Cloud Data Lake

Data Lakes: Navigating Storage and Analytics in Cloud Contact Centers

According to recent Aberdeen research, the average company is seeing the volume of their data grow at a rate that exceeds 50% per year. Additionally, these companies are managing an average of 33 unique data sources used for analysis. If your company operates a contact center, this onslaught of data is coming in via customer/agent interactions on digital channels, call recordings, AI processes and CRM actions.

Since cloud contact centers are hosted services, companies have already bought into the notion outsourcing data management, making it an increasingly important part of the decision-making process when looking for a cloud contact center. The CCaaS platforms that will rise to the top going forward are the ones that are able to derive insights, discover trends and glean actionable business decisions based on their data stores. 

What is a Data Lake?

A data lake is a repository for storing massive amounts of raw data in its native form, in a single location.

It has evolved over the years, from local storage, to data warehouses, and now the data lake concept – with each step, creating better capabilities for companies to store, manage and analyze the growing amount of data generated each day.

A data lake can store all of a company’s data – both in structured and unstructured forms – petabytes at a time. By leveraging the cloud for data stores there is really is no limit as to how much data can be stored. Companies can now apply analytics including AI and machine learning to new types of structured and unstructured data like log files, data streams, social media, and data created by IoT devices that are stored in the data lake.

Companies are realizing the benefits: the Aberdeen survey found that a well-conceived data lake helped companies translate analytics into substantial ROI in the form of business growth and profit boost. Those companies saw markedly higher year-over-year improvements in operating profit and organic revenue growth as well.

The modern cloud data lake has evolved into a scalable, low-cost data management system that allows organizations to easily store all data types from a diverse set of sources, and then analyze that data to make evidence-based business decisions.Cloud Data Lake

The Old Way: Databases and Data Warehouses

Whether in file cabinets or on-premises servers, companies have always valued and stored data in some form. It was common for companies to have a rack of on-premises servers supporting a corporate database where files, CRM data and contact center interactions were only accessible via internal LAN.

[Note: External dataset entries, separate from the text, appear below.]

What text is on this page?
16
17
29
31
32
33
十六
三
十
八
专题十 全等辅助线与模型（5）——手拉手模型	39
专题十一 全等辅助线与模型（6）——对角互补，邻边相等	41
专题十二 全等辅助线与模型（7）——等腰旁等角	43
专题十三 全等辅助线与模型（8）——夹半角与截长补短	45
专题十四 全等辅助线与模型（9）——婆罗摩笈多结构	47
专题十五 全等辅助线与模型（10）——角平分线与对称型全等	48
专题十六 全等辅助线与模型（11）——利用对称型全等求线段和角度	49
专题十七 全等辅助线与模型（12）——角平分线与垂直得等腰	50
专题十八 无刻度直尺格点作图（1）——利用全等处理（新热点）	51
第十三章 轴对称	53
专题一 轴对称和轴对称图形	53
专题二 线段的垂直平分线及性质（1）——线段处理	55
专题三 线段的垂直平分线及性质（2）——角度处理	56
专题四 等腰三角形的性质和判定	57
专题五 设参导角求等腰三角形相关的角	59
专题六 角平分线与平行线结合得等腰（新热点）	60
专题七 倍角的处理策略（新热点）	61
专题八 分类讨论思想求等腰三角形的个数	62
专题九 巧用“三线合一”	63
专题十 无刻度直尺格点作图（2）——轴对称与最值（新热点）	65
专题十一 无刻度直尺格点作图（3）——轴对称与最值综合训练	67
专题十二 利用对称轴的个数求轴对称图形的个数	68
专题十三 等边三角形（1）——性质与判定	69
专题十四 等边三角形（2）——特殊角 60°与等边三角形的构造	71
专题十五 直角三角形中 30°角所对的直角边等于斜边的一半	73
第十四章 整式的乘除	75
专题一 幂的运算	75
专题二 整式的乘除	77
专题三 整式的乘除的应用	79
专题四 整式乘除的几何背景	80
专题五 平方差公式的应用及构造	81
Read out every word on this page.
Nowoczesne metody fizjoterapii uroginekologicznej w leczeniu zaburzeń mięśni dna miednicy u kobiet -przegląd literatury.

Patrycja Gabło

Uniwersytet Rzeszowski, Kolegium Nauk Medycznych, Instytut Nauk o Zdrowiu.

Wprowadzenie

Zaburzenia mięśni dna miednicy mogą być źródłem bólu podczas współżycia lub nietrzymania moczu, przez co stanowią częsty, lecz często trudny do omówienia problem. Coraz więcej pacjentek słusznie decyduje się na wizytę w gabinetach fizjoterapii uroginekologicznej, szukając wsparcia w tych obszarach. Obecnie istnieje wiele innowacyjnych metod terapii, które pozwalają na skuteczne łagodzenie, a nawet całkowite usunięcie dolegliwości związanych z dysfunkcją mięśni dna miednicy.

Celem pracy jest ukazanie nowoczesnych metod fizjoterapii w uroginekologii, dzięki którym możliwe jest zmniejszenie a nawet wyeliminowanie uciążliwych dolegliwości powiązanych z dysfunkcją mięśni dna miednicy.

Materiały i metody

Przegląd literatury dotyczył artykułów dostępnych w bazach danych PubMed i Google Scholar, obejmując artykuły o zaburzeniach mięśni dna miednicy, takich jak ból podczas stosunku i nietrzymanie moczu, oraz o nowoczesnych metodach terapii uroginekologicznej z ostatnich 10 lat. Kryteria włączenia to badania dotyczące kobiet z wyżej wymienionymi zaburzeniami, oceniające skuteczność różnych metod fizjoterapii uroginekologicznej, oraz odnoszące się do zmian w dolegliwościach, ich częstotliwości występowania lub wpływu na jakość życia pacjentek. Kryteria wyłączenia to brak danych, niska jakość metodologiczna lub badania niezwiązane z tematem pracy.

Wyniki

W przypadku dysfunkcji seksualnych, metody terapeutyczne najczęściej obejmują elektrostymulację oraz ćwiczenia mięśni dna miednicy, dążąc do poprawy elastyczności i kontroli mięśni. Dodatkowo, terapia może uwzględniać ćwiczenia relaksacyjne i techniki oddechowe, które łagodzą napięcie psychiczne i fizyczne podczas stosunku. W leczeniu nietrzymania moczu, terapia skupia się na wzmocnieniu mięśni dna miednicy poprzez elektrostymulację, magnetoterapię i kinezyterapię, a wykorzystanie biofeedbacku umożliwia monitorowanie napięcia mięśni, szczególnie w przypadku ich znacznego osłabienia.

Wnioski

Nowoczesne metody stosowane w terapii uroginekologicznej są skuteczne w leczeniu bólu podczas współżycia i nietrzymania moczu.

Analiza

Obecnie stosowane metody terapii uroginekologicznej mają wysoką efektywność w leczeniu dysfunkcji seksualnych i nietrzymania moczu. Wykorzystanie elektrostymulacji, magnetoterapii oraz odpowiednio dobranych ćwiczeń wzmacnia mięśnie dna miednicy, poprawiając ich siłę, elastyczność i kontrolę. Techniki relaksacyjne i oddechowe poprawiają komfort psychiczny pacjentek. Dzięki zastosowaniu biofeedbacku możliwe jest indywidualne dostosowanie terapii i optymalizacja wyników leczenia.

But when it came to analyzing and triangulating that data, there were issues with the various types of files being stored. For example call recordings, video, images, text files, spreadsheets, web data, digital interactions from a variety of channels including web chat, email, messaging, social media and others – all different formats were stored in a predefined database structure based on file type that made it difficult for the analytics systems in place to read across the different file types.

The data management industry again quickly evolved and adapted, and then data warehouses were introduced. Data warehouses not only store data but enable better analytics by querying the warehouse for insights and trends in the data. Within each warehouse, information is separated out into data marts, each with its own “schema” (a table-row system for organizing the data).

However, despite the promise of better analytics and querying ability, like most on-premises software systems data warehouses are complex to implement, operate, and maintain. And, being hardware based, scalability is limited to how much physical space and bandwidth a company has. Clusters must be provisioned to handle peak processing loads, even if they aren’t being used most of the time, further raising the cost.

As expected, leading technology providers like Google, Microsoft and Amazon have used their cloud market share to introduce a (now interim) generation of data storage products – Cloud Storage, Blob and S3, respectively. Now, with these options, you can offload your data storage to their cloud infrastructure, but there are still a lot of managerial tasks required from the IT team.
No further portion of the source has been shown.